Long Island Rail Road station in Nassau County, New York

Hempstead Gardens is a station along the West Hempstead Branch of the Long Island Rail Road. It is located on Hempstead Gardens Drive and Chestnut Street in West Hempstead, New York, and is one of three stations located within the community.

==History==
When Hempstead Gardens station was originally built in 1893 by the New York Bay Extension Railroad, it was little more than a small one-room shack with open canopies extending along the northbound platform.

In 1926, upon the West Hempstead Branch being electrified, the Hempstead Gardens station began serving electric trains. The first electric train to serve the Hempstead Gardens station ran that October 19th, bound for Mineola from Penn Station.

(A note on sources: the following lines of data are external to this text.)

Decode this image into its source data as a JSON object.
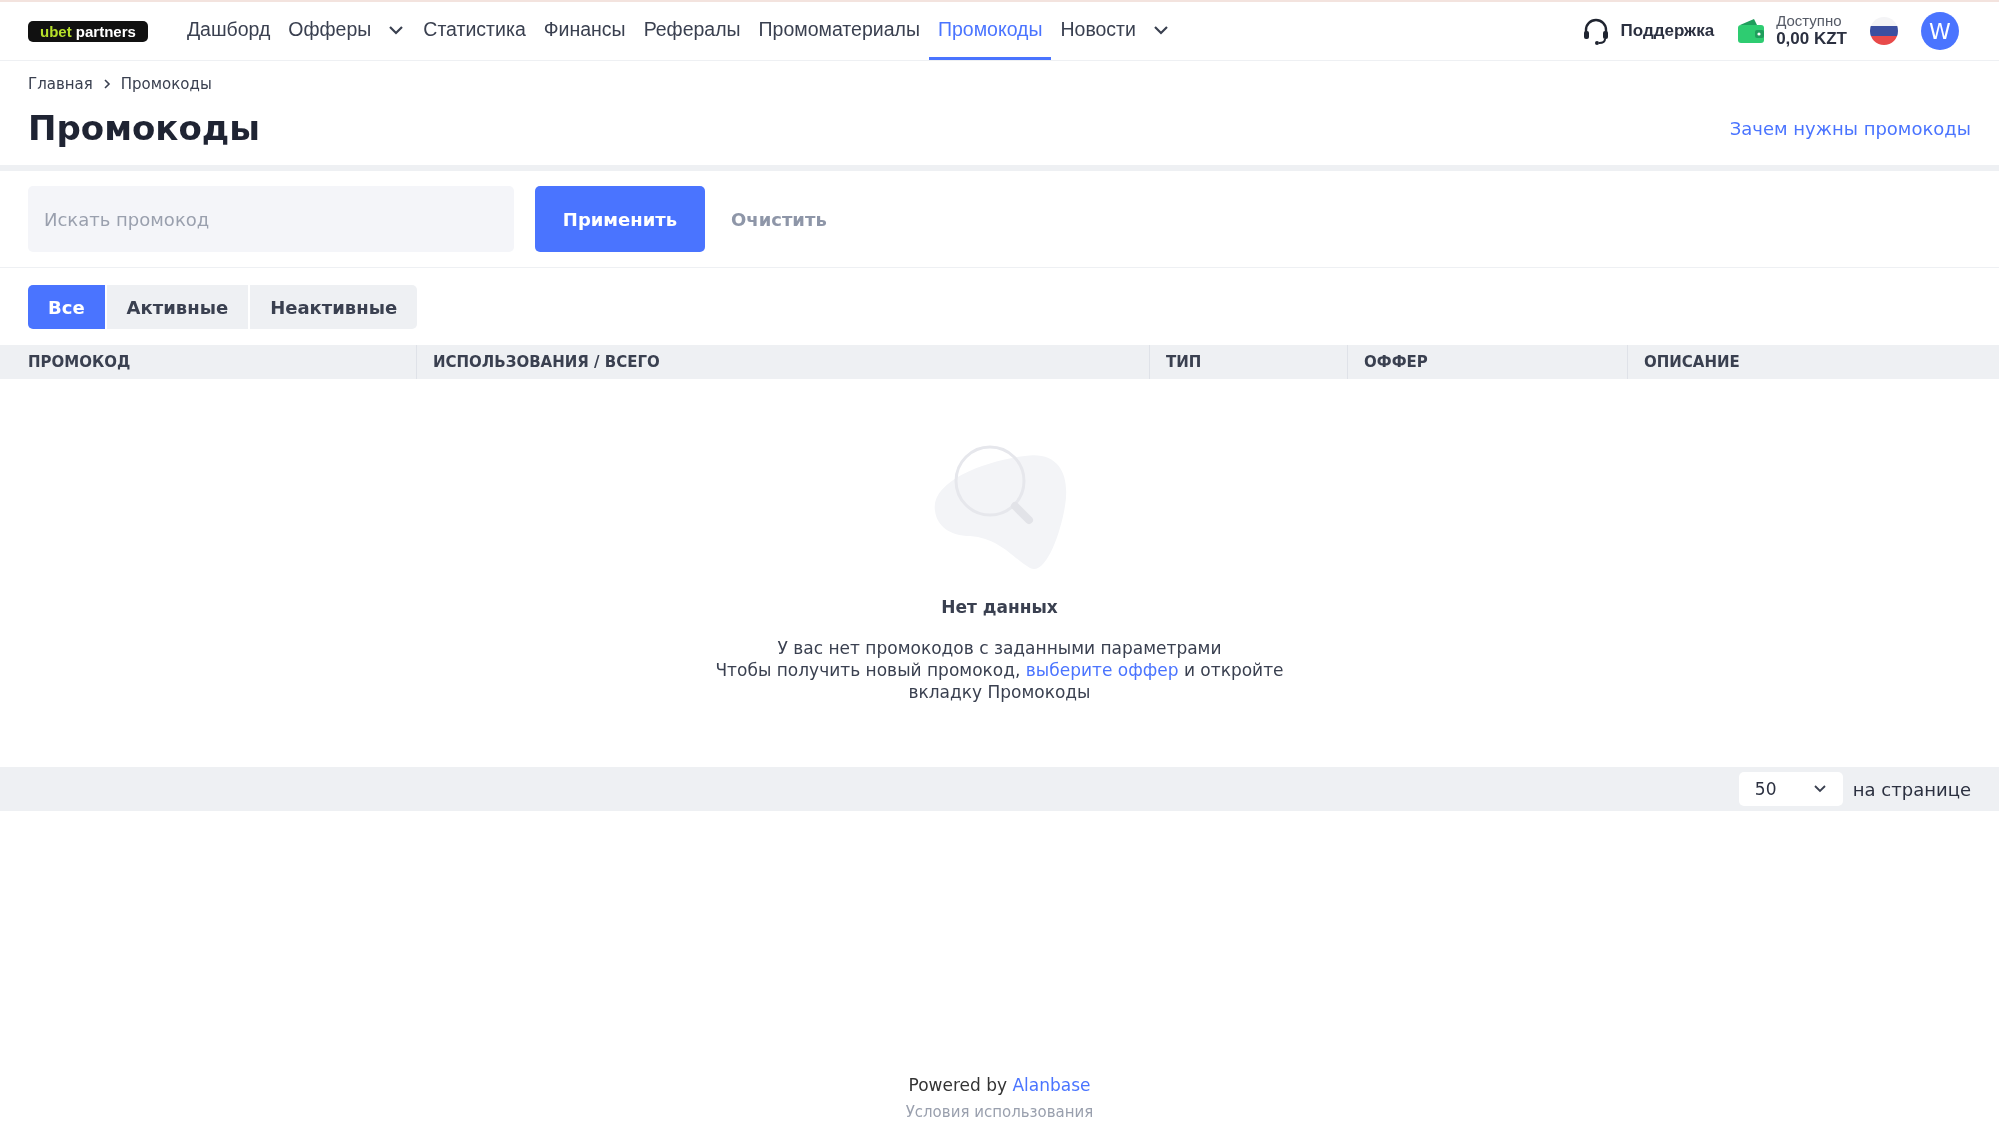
{
  "logo": {
    "brand": "ubet",
    "suffix": "partners"
  },
  "nav": [
    {
      "label": "Дашборд",
      "selected": false,
      "dropdown": false
    },
    {
      "label": "Офферы",
      "selected": false,
      "dropdown": true
    },
    {
      "label": "Статистика",
      "selected": false,
      "dropdown": false
    },
    {
      "label": "Финансы",
      "selected": false,
      "dropdown": false
    },
    {
      "label": "Рефералы",
      "selected": false,
      "dropdown": false
    },
    {
      "label": "Промоматериалы",
      "selected": false,
      "dropdown": false
    },
    {
      "label": "Промокоды",
      "selected": true,
      "dropdown": false
    },
    {
      "label": "Новости",
      "selected": false,
      "dropdown": true
    }
  ],
  "support": "Поддержка",
  "balance": {
    "label": "Доступно",
    "amount": "0,00 KZT"
  },
  "avatar": "W",
  "breadcrumbs": [
    "Главная",
    "Промокоды"
  ],
  "title": "Промокоды",
  "help_link": "Зачем нужны промокоды",
  "search": {
    "placeholder": "Искать промокод",
    "apply": "Применить",
    "clear": "Очистить"
  },
  "filters": [
    {
      "label": "Все",
      "selected": true
    },
    {
      "label": "Активные",
      "selected": false
    },
    {
      "label": "Неактивные",
      "selected": false
    }
  ],
  "table": {
    "columns": [
      "ПРОМОКОД",
      "ИСПОЛЬЗОВАНИЯ / ВСЕГО",
      "ТИП",
      "ОФФЕР",
      "ОПИСАНИЕ"
    ]
  },
  "empty": {
    "title": "Нет данных",
    "line1": "У вас нет промокодов с заданными параметрами",
    "before_link": "Чтобы получить новый промокод,",
    "link": "выберите оффер",
    "after_link": "и откройте",
    "line3": "вкладку Промокоды"
  },
  "pagination": {
    "per_page": "50",
    "label": "на странице"
  },
  "footer": {
    "powered": "Powered by",
    "brand": "Alanbase",
    "terms": "Условия использования"
  }
}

In late 1955 and early 1956, the Long Island Rail Road proposed closing this station and the adjacent Lakeview station, and replacing them with a new station at a point roughly halfway between them. This station consolidation proposal was called off after the local residents voted overwhelmingly against the proposal, and ultimately neither station was closed.

At some point between the 1950s and 1972, the shack was replaced by an open sheltered shed. A new, high level platform was constructed in 1973 to replace the existing, ground level platform and enable level boarding; prior to this, the station was unable to be serviced by the LIRR's then-new M1 railcars, which required high level platforms.

The station was rebuilt in its current form in the mid-1990s. As part of the project, the platform was rebuilt with a new shelter, railings, and furnishings – and a ramp between the platform and the street was added to make the station compliant with the Americans with Disabilities Act of 1990.

==Station layout==
Hempstead Gardens station has a single track and one four-car-long side platform on its east side that is compliant with the Americans with Disabilities Act of 1990. The second track for the West Hempstead Branch begins just northeast of this station – although the right-of-way for the second track exists here, as well.

This station is one of the few stations on the LIRR outside New York City which lacks parking facilities. The station has two daily ticket machines located near the waiting room.